Force between two charges when the dielectric constant of the material varies? If two point charges $q_{1}$ and $q_{2}$ are seperated by a distance $l$ apart, and the space between them is filled with a variable dielectric constant. Near $q_{1}$, the dielectric constant is $K_{1}$, and near $q_{2}$, it is $K_{2}$ while increasing linearly with distance. Then I need to find the interaction force between the two charges.
I saw this answer, but I don't understand how I can use that result for my problem. I assume the answer involves integration(which I know), since the dielectric constant is varying. 
Please, I don't need a solution, just a brief explanation of how to go about this. 
 A: Take the distance between the charges as $D$, and we'll assume that the dielectric constant, $K$, at a distance $x$ between the charges is given by some function $f(x)$. Actually let's assume that $f(x)$ gives $\sqrt{K}$ as this makes the notation clearer.

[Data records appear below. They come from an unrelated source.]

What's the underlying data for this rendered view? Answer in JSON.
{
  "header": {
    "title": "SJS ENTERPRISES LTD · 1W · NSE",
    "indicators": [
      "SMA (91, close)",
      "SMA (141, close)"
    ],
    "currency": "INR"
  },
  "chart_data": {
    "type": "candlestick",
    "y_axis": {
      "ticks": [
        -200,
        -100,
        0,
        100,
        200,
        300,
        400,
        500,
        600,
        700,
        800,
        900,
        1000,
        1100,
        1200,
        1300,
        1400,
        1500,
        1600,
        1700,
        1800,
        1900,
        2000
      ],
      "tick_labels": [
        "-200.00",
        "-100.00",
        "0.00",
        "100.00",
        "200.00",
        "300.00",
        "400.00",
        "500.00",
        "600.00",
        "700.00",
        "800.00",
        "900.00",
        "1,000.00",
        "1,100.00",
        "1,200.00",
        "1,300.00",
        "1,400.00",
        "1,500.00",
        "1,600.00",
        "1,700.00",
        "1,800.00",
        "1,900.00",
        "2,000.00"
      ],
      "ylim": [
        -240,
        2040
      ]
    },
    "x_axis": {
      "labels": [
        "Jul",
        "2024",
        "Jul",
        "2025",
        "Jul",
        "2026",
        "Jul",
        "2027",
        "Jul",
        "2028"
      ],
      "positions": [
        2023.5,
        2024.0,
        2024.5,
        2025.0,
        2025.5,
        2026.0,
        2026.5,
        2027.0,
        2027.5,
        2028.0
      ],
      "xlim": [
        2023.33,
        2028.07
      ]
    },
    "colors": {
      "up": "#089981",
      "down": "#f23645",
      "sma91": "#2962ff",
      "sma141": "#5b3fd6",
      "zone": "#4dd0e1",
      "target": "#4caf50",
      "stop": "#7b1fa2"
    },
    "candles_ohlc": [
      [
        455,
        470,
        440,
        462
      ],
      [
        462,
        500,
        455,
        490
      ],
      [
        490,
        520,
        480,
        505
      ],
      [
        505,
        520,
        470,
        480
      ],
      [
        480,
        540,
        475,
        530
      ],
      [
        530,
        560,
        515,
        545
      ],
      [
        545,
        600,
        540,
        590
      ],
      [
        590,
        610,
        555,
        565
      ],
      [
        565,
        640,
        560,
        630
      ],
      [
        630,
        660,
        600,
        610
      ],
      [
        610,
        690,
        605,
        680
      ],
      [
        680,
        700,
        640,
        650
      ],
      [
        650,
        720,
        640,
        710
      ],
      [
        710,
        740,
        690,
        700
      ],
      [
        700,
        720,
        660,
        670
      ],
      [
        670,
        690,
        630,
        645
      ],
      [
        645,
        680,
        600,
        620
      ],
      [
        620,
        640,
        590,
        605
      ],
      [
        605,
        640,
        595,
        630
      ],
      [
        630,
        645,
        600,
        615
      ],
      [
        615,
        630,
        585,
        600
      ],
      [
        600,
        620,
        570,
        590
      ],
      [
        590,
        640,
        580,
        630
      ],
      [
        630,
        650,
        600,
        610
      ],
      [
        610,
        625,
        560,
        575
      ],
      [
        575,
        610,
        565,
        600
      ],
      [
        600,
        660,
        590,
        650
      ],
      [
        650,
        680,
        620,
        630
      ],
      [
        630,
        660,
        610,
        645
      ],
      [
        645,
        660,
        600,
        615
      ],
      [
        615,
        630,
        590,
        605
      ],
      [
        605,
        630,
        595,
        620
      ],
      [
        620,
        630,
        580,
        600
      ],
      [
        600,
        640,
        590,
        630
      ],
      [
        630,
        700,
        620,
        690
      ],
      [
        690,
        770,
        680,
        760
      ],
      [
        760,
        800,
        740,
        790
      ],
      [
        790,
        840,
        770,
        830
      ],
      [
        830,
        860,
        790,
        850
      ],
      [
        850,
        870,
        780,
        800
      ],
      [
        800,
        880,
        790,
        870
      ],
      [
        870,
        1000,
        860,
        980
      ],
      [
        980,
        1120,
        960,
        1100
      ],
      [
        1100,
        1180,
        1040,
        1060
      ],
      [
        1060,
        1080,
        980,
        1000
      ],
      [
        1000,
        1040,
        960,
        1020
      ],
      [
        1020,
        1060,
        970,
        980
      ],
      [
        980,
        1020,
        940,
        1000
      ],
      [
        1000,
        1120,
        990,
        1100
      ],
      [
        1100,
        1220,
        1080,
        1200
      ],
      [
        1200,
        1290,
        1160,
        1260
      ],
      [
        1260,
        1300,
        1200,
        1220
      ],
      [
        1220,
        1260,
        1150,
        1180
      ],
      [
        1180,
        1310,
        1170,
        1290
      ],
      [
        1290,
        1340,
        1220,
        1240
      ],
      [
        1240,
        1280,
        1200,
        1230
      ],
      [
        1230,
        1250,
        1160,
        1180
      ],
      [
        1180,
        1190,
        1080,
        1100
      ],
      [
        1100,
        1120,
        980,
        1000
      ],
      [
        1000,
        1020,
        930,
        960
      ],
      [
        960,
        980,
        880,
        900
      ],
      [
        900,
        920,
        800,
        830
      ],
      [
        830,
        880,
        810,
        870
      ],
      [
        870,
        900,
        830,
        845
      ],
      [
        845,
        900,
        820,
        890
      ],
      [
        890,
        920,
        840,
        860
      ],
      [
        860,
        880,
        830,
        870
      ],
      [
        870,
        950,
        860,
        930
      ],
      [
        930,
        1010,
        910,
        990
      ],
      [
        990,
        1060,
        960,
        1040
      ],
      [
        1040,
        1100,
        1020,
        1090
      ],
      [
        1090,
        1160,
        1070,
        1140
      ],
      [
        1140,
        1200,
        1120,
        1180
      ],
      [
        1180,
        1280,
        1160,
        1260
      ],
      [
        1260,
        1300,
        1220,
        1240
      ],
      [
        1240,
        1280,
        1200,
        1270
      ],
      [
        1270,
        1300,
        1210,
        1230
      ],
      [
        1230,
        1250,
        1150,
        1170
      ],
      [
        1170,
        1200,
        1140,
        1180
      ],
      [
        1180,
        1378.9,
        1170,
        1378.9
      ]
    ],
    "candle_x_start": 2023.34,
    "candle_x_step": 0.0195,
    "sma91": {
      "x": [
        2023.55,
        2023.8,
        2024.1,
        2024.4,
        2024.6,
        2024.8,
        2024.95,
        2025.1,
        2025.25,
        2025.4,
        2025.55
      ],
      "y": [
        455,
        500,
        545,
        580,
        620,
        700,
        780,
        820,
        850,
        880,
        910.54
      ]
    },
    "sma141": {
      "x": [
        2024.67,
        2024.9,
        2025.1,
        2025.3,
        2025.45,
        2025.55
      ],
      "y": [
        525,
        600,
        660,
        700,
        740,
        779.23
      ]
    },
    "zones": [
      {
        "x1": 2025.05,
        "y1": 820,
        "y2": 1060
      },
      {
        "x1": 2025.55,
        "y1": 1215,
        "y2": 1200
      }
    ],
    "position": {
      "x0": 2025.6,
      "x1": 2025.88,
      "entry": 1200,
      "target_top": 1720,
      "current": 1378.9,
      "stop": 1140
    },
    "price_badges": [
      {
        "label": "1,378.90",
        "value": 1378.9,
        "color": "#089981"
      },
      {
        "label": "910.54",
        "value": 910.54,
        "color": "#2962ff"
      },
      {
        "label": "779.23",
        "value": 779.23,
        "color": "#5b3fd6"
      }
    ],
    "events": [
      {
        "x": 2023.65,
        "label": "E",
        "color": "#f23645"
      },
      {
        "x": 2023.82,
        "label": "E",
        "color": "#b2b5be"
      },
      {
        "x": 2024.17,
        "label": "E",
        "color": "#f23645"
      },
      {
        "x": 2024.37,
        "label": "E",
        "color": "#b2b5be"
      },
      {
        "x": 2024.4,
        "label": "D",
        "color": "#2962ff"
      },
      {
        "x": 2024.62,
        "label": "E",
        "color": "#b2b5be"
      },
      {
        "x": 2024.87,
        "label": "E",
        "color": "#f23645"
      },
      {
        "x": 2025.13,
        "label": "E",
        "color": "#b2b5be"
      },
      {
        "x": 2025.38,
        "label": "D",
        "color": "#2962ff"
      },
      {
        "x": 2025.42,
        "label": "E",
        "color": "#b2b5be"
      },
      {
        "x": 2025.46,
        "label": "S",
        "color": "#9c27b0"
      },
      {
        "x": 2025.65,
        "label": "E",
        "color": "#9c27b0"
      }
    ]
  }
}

If you take some small element $dx$, then the effective length of this element is $\sqrt{K}\, dx = f(x)\, dx$. We get the total effective length by integrating to add up all the $dx$s, so the total effective length $L$ is:
$$ L = \int_0^D f(x)\, dx $$
And that's it. You need to work out what function $f(x)$ gives you $\sqrt{K}$ at a distance $x$ between the charges, then do the integration to work out $L$. Finally, the force is just:
$$ F = \frac{kq_1q_2}{L^2} $$
A: If the charges are seperated by dielectric slabs of fixed dielectric constants that is easy to solve by calculating the effective length of dielectric in vacuum.But if it some function of distance then we need to know the Function first to find the effective distance in vacuum.